I realise that many readers probably aren’t yet taxpayers, but if you aren’t already you will be soon enough. You don’t even need a job. You pay tax on beer and fags, you pay arbitrary levies on airline travel, and then you get to gripe about it when the government gives it to the Wrong Sort of People. But Lottery money isn’t like that. It’s a voluntary tariff. It’s a shard of blind hope in an unhappy world, paid for by coughing single mothers on council estates, and grim-faced old men with Zimmer frames. And you, for all I know. But if the money is spent on mad things like inflatable windmills or bungee jumping for the elderly, only a fool would complain, as that’s precisely what Lottery money is for. I, for one, am ecstatic to see it being spent on something I actually like – long may it continue, and hats off to the canny distributors who knew how to fill in the forms and tick the right boxes.

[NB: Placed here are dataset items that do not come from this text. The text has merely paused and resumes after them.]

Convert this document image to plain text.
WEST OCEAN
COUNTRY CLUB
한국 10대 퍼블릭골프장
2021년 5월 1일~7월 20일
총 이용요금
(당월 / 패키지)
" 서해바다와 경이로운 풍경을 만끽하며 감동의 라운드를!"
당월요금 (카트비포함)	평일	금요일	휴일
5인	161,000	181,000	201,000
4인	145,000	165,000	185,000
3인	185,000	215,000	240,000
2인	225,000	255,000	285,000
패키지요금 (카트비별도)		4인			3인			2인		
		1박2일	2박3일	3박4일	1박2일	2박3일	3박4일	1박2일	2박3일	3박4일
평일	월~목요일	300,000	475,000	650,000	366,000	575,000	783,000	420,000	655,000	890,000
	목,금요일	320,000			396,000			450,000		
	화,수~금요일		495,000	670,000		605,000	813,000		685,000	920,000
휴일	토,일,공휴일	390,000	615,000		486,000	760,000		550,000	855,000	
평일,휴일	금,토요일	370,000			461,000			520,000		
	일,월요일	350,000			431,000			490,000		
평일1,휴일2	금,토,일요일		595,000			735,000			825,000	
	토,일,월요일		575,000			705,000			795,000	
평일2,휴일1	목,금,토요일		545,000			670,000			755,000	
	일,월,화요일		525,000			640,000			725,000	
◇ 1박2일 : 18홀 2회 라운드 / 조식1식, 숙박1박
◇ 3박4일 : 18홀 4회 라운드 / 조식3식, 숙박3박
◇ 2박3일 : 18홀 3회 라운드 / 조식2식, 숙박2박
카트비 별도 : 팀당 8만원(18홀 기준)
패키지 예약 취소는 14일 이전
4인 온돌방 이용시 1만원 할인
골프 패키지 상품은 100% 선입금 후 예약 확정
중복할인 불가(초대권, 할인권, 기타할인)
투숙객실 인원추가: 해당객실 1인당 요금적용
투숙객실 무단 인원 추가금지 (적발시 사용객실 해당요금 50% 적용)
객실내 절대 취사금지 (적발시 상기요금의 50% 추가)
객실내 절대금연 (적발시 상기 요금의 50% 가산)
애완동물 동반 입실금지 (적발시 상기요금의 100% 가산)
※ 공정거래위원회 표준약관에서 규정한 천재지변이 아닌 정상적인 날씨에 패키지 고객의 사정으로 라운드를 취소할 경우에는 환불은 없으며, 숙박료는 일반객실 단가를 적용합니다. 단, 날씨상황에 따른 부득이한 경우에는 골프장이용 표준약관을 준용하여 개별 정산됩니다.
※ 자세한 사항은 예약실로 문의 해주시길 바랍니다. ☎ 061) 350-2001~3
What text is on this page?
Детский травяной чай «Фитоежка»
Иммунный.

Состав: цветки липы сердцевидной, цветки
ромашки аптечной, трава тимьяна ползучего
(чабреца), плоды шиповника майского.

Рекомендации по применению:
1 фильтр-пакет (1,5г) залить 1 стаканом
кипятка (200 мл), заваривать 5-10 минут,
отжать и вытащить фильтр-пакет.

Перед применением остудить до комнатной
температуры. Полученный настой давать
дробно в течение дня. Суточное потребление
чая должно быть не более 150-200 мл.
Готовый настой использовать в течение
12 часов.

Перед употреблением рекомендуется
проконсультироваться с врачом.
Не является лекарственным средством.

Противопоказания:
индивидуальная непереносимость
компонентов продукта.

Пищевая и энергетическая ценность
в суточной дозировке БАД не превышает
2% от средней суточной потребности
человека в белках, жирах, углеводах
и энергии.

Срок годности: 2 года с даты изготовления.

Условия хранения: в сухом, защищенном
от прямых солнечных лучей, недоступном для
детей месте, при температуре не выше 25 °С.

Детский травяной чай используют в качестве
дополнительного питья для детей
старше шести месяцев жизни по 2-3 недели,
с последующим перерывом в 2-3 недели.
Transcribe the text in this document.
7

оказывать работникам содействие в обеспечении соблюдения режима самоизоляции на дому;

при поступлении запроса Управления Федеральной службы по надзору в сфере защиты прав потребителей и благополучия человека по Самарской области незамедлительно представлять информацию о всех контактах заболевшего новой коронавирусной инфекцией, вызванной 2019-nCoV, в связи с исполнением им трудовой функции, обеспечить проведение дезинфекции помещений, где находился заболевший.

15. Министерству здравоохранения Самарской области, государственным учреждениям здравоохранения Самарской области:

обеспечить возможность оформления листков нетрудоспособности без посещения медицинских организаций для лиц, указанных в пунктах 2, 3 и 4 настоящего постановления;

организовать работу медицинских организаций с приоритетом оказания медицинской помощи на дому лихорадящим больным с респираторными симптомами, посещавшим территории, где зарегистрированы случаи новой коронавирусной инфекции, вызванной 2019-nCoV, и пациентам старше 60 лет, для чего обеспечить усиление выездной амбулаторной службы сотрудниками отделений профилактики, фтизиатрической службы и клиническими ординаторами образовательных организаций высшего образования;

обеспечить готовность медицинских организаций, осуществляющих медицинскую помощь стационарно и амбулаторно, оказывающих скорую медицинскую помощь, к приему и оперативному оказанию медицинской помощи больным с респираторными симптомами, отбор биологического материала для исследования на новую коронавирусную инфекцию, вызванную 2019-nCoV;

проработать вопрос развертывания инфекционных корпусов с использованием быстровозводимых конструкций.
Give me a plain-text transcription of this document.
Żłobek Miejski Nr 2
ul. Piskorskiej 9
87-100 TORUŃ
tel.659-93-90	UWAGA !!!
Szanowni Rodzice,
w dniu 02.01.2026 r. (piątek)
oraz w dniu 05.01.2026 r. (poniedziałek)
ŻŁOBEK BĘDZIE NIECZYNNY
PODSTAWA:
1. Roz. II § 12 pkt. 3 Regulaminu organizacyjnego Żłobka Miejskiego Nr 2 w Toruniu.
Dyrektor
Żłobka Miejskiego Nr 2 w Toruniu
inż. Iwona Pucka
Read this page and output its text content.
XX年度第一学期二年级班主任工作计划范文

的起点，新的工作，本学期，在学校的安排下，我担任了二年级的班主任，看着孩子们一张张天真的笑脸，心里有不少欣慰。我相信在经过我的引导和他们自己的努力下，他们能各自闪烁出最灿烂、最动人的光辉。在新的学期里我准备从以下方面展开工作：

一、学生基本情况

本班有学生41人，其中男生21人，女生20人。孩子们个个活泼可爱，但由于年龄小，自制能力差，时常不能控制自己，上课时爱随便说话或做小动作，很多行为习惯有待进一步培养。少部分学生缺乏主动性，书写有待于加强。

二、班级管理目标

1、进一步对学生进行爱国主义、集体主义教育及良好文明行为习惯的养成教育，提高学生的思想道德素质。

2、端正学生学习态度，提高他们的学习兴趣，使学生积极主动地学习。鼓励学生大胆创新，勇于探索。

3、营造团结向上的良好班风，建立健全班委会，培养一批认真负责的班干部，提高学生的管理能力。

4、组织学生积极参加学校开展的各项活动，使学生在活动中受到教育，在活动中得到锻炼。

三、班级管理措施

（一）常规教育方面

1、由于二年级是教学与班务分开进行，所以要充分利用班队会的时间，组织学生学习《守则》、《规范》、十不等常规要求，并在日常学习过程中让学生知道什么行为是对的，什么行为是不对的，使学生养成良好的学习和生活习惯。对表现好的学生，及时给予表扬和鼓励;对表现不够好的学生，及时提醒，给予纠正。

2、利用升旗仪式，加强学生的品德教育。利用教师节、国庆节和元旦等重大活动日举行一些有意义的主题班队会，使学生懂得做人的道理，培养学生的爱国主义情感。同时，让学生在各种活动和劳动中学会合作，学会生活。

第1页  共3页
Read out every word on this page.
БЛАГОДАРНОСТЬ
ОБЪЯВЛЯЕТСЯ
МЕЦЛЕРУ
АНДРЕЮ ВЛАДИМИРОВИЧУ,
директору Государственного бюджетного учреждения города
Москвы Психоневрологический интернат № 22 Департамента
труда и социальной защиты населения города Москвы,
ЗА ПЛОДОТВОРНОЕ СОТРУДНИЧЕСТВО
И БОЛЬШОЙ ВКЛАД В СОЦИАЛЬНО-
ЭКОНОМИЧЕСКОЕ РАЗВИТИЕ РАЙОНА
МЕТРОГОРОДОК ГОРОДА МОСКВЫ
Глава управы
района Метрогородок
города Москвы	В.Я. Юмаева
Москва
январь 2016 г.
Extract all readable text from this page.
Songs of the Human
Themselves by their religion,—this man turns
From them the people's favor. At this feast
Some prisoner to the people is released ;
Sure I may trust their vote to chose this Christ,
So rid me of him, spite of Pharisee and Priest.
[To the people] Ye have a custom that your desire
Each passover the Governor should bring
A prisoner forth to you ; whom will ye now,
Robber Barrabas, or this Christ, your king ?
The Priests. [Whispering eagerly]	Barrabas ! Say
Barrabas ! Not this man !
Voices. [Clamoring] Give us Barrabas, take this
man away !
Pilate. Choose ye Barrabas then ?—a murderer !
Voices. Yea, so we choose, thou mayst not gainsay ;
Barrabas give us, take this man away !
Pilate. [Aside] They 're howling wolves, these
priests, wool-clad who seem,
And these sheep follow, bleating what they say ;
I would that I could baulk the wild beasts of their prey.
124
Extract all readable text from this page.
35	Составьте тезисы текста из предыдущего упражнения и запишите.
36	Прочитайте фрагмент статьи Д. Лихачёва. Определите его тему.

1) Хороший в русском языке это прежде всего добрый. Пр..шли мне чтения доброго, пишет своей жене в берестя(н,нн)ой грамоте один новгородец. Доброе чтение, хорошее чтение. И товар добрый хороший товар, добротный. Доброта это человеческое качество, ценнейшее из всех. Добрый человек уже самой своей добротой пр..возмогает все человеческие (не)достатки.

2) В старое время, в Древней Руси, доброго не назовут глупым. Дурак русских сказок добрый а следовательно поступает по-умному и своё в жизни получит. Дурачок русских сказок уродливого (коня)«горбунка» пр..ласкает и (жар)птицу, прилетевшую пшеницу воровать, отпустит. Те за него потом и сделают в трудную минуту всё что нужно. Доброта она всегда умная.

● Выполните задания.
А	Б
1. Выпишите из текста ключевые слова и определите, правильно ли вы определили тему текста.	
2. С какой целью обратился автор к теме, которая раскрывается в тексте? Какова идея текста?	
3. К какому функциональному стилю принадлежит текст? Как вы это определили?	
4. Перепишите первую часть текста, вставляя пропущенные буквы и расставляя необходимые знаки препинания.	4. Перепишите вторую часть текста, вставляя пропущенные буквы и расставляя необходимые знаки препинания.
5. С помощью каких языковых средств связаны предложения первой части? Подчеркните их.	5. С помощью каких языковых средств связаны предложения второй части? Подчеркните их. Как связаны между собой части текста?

But this has surely become a self-fulfilling prophecy. Howl’s Moving Castle had a Film Council handout of a mind-boggling £150,000. That kind of money would have gone a long way to bringing the overlooked Millennium Actress or Tokyo Godfathers to the masses. And let’s put this in perspective: the £150,000 forked over for Howl’s Moving Castle would have been enough money for me to buy the rights to Momotaro’s Divine Sea Warriors, subtitle it, press and box ten thousand DVDs, wrap each one in a £10 note and then give them away in the street for free!

But how did Spirited Away, for example, gain from its £40,000 Film Council cash injection? The subtitles were American-made. The dub was American-made. The Film Council money was earmarked for extra prints, so you could catch it in Didsbury or Chipping Ongar, and on extra advertising, so that you knew you could catch it at all.

So you buy a lottery ticket. That money goes to the Film Council. The Film Council gives it to Optimum Releasing to subsidise Spirited Away. Optimum gives it to NEO to advertise Spirited Away, and the sales of advertising help subsidise NEO itself.

Your copy of NEO is that little bit cheaper than it would have otherwise been. Maybe you’ve saved a quid. So now you can buy another lottery ticket! It’s a win-win situation for absolutely everybody involved, and isn’t that a nice thing to hear once in a while?

(This article first appeared in NEO #66, 2009)

Nebulous Achievements

It’s sweet of the Science Fiction and Fantasy Writers of America (SFWA) to award a Best Script Nebula to Howl’s Moving Castle, but hopefully the anime community will take it for what it is – a very belated recognition of a supreme talent. In my opinion, Howl is nowhere near Miyazaki at his best; it often plays like a committee’s attempt to reverse-engineer his greatest achievements. It’s more likely that Howl gets its award for being cosily familiar to the voters – one of those weird Japanese cartoons, but based on a book by an English-speaking author, and directed by that nice old man who made all those great movies in the 1990s that the voters mainly ignored. It is notable that the only anime to previously get a nomination from the SFWA were Princess Mononoke, which had Neil Gaiman credited for the script adaptation, and the subsequent Spirited Away, whose Oscar victory was inescapable. It is also notable that a large number of the SFWA voters are in Japan this month at the Yokohama Worldcon – perhaps they were booking their flights at the same time as they filled their ballots, and figured it couldn’t hurt.